Feb 24, 2004 10:04
I am struggling with this feeling like I have this huge pressure that I HAVE to grow up. I filed my taxes a couple weeks ago and I had to file as an independent, I am moving away to Maine, I have to live with a boy, I plan on at some point marrying this kid; its just all of these things and I am having a hard time dealing with all of this. I don't plan on ever growing up. I want to play in the snow(if we you know had that here), watch cartoons, stay up late past my bedtime, eat ice cream for dinner (well if I ate sweets), be silly all the time and not care what people think (while of course still being cynical). Sadly I want to never have a job or a career, lol. Maybe I am too spoiled for my own good. The fact that I am going to have depend on someone is hard for me to grasp, seeing how it isn't my parents. Despite my anxiety and coming to grips with all of these things, I really do look forward to my new life. My parents accuse me of running away, of course I denied such accusations. But why not run away? You get a brand new start and besides it is always easier to run away. Haha.

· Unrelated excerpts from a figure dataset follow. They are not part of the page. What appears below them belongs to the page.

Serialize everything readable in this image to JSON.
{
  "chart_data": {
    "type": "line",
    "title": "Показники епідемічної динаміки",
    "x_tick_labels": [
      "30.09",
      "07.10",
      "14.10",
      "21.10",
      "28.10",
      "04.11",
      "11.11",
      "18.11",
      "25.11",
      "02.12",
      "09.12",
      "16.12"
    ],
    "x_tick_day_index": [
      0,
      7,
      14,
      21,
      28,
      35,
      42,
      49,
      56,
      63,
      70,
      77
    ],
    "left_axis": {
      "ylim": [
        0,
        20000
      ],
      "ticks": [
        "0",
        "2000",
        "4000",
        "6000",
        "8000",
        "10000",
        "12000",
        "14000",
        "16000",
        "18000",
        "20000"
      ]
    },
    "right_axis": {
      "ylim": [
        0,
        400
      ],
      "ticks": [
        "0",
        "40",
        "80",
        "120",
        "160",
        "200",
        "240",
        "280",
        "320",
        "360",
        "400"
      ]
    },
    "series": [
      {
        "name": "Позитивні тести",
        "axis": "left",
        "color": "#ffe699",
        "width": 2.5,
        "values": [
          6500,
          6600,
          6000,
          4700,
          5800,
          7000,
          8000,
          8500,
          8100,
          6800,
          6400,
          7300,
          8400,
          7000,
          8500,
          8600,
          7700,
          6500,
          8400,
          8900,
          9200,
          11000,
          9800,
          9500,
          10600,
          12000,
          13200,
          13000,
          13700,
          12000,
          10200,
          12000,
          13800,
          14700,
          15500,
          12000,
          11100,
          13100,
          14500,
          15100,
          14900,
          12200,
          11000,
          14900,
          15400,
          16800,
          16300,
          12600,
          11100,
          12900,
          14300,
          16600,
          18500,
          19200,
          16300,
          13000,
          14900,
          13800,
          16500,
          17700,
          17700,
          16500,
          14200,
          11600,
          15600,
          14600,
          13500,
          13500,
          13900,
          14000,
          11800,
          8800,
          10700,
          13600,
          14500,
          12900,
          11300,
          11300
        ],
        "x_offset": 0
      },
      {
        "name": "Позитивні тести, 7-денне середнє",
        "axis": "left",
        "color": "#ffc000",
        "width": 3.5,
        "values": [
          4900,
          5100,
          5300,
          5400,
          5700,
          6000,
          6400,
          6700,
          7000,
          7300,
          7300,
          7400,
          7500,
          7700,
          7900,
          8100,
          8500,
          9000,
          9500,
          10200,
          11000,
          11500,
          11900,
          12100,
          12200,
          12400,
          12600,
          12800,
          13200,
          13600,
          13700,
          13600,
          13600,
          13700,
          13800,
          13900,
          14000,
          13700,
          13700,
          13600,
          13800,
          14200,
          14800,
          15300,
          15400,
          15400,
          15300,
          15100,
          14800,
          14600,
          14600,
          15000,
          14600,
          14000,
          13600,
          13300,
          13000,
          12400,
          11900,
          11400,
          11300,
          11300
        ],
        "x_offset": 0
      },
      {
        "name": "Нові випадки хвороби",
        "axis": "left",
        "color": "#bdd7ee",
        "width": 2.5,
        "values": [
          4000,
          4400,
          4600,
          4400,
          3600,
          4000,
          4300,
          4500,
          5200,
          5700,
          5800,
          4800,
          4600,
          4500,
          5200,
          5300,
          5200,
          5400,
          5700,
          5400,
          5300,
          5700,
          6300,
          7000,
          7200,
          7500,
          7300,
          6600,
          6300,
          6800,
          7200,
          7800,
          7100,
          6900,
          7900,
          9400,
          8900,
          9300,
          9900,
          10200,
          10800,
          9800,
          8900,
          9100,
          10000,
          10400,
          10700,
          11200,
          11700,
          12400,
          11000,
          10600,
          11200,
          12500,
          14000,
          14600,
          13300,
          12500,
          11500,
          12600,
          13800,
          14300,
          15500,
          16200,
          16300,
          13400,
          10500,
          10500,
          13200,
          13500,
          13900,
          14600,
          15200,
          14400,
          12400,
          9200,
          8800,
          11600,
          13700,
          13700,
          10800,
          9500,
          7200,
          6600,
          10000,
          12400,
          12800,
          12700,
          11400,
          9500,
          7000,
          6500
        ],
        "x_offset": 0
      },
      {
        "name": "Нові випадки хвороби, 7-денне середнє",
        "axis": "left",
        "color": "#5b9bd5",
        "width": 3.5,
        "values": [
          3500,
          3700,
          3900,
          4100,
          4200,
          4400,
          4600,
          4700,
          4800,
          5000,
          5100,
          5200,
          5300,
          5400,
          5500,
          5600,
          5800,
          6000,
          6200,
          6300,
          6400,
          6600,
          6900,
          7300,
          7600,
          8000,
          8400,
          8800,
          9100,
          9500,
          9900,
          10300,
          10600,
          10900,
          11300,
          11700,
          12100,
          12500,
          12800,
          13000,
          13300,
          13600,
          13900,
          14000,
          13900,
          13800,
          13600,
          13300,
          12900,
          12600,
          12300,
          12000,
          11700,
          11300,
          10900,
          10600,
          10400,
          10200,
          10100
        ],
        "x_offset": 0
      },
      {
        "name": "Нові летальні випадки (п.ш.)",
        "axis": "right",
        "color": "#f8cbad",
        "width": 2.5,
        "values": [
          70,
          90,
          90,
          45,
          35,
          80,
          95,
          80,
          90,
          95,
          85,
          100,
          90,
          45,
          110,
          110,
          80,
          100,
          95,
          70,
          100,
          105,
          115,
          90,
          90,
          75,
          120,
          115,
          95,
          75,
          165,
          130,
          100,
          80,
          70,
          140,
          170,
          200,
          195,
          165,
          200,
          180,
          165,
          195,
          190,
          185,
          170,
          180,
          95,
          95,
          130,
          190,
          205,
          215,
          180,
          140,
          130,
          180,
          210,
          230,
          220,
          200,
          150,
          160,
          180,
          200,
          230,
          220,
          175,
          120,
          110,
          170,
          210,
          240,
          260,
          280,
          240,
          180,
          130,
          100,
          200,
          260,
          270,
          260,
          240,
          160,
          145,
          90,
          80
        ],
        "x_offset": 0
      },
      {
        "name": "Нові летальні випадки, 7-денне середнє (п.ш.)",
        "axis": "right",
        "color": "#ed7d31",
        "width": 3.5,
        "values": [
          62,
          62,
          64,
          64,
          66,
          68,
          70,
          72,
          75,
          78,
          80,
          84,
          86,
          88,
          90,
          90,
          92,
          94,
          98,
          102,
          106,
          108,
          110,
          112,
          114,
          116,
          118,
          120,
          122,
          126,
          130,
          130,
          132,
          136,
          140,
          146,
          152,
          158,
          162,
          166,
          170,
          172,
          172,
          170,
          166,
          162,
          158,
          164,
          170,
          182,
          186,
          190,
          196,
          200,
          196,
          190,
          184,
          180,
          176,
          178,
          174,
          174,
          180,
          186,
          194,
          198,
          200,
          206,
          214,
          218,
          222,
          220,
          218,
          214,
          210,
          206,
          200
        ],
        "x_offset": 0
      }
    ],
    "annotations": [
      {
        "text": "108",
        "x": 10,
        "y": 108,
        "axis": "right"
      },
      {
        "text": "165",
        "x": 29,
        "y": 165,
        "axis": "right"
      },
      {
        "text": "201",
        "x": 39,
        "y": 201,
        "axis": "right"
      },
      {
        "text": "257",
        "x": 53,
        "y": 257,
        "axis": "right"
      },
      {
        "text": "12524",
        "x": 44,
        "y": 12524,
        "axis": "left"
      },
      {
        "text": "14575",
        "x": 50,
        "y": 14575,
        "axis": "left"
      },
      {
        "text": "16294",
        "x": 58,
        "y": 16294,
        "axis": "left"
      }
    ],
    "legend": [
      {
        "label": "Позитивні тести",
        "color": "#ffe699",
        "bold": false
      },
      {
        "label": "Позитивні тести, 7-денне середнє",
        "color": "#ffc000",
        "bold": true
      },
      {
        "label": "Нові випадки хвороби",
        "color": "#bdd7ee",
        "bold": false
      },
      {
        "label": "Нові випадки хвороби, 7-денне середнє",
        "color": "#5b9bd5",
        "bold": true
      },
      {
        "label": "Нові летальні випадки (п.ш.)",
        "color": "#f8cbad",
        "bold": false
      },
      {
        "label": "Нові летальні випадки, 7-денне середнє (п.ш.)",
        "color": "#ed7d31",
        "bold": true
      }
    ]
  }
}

So for those who actually know me, you guys know that I am emotionally retarded. So apparently when you talk about stuff, you feel much better. Like a huge weight has been lifted. I never knew that until last night. I have been holding all of these horrible experiences and grudges inside until I let them out. Of course this was all to Matt, which was weird because I haven't told anyone these things. Its good that I can tell him such things and no longer worry that the way he looks at me will change.
So does anyone else worry about that growing up part? The fact that by the time we graduate college we are supposed to have a family, a career, make a lot of money, a house , and unlimited happiness? That is one thing that it seems as though our school pushes.
A lot of my friends are leaving good ol' Agnes to either settle down with their significant others or to change schools in order to find that significant other. I have realized that people will do anything to find that certain somebody, whether its to move across the states or schools. I think that amazes me, I would have never thought while I was in high school that college changes you. Grnated you have no curfues, but I didn't even have those at home. I don't feel that I have changed that much, but rather the upcoming events that will more so effect my life.